Thursday, February 23, 2012
Preschool (and toddler) trick #1: timer transitions
One day while I was taking stock of what had worked or was currently working in parenting Bean, and thinking about what was going on with A-Train and what might lay ahead, I started making lists in my draft folder. In one of my moms' groups, the use of timers as parenting tools came up today. So, I'll go ahead and elaborate and publish this entry, and do a little series on the things I remember working with Bean. It'll be a great refresher course for me, since A-Train is about to enter the second half of his second year (what?!? Didn't this just happen???). I have a feeling I'm going to be digging into this list shortly - though he is so different from his brother...I will need y'all to make your own lists!!
So. Timers. I have been using a timer with Bean since he was somewhere under 2 years old - maybe 18 months? I still use it for all kinds of things. I think it initially started with me counting to three to give him warning that we were about to transition. Things like "count of three we are leaving! 1-2-3!" I'm already doing this with A-Train - I say it's time to go, if he resists I give him a little more time and suggest he give a hug/kiss and say goodbye to whatever he's playing with, and if he still resists I tell him we're leaving on the count of three. Honestly, this is so far more for my benefit and feeling like I'm not just tearing things out of his hands, but he generally does do better with a little warning than if I scoop him up and pry something away from him immediately.
In any case, the timer became a constant companion for transitions with Bean. At the park, I would say "when the timer beeps it is time to go!" My saying "time to go" would elicit a tantrum. The timer saying "time to go" was no big deal.
As Bean got a little older and started negotiating, I would let him say how long the timer would be set for (usually I was honest, because I wanted him to start getting some small sense of time...but I have never, in fact, set my timer for "twelve-sixty-ninety minutes"). Sometimes he would be ready to go before that. Sometimes he was in the middle of something and wanted another minute. But I think it gave him a sense of power - and it made me stop and note that whatever he was doing was important to him, and I should let him finish if I could.
The timer has also made for fun games. We have raced the timer to get ready for bed, or once Bean challenged me to clean up various sections of the house in under 5 minutes apiece. He didn't help, but he laughed and stayed out of the way and wasn't pulling stuff down behind me - I think that's at least 3/4 of a victory on encouraging him to clean up after himself...Also, the house got cleaned up pretty thoroughly, and he thought it was hilarious that I kept losing to the timer.
Currently, I set the timer for 10 minutes and we clean up together. He still requires reminders to stay on task, and he needs specific instructions (like to clean up all the Legos, or see how many books he can find) because he gets really overwhelmed just looking at the mess he just made. As do I!
And, finally, "timer turns." If there is one of something, every toddler wants it right now.

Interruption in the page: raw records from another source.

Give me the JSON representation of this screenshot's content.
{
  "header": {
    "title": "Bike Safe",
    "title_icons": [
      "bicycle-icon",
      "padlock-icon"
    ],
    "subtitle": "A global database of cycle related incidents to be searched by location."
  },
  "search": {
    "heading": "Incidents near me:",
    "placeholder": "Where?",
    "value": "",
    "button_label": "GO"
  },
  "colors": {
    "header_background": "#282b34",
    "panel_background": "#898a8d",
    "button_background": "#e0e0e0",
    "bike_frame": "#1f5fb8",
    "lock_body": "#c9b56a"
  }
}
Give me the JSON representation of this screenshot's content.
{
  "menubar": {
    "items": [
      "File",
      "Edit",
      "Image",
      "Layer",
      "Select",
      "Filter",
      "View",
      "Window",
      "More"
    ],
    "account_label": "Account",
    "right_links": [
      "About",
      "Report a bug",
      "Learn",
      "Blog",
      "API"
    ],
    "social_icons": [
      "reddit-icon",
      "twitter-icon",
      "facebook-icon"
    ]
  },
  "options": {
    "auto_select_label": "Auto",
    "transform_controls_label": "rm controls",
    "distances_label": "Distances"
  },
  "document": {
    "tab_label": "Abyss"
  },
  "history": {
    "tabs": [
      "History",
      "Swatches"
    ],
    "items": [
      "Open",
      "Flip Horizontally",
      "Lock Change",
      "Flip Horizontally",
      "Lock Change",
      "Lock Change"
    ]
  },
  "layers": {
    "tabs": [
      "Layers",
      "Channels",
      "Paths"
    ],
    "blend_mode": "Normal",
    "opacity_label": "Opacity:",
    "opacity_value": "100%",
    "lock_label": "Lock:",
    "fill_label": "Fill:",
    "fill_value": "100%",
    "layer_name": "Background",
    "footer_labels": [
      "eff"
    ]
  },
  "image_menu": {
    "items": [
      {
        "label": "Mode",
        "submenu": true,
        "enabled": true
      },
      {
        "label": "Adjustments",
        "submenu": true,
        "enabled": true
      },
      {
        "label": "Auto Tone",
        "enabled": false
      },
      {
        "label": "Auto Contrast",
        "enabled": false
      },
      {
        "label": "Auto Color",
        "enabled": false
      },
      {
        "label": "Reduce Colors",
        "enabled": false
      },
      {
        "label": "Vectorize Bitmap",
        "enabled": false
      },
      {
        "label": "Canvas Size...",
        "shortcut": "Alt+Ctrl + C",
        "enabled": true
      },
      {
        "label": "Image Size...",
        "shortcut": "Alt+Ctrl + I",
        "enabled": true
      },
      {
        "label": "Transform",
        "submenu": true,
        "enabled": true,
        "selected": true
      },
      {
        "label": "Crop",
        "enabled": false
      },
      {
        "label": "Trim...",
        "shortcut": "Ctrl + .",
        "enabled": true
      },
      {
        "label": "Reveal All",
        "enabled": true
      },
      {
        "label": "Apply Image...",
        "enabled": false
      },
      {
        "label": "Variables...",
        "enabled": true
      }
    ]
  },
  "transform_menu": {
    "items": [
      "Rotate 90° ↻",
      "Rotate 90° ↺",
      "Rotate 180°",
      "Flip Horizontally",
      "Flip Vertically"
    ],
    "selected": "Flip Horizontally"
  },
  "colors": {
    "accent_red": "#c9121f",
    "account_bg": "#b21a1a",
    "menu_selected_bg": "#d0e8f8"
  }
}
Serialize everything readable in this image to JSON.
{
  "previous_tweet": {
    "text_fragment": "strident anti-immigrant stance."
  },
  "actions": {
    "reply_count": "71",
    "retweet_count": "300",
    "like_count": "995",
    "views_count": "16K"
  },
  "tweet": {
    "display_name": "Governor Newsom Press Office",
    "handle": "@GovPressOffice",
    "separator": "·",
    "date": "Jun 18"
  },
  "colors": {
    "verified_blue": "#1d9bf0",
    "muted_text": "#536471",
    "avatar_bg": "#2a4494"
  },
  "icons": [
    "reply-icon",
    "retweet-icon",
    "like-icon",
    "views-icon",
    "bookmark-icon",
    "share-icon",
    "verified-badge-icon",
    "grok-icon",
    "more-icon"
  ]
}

Timer turns usually end with someone losing interest, but Bean is pretty well accustomed to taking turns according to the timer (I think I did 30 seconds when he was really small, and now I might do 3 minutes - it really depends on the toy/activity, and also the age of the other child and whether they are flipping out or the timer thing makes a lick of sense to them).
Oh! Ok, one last thing - we have a designated timer ("The Special Timer") for Special Time....which I will write about in another post, probably tomorrow!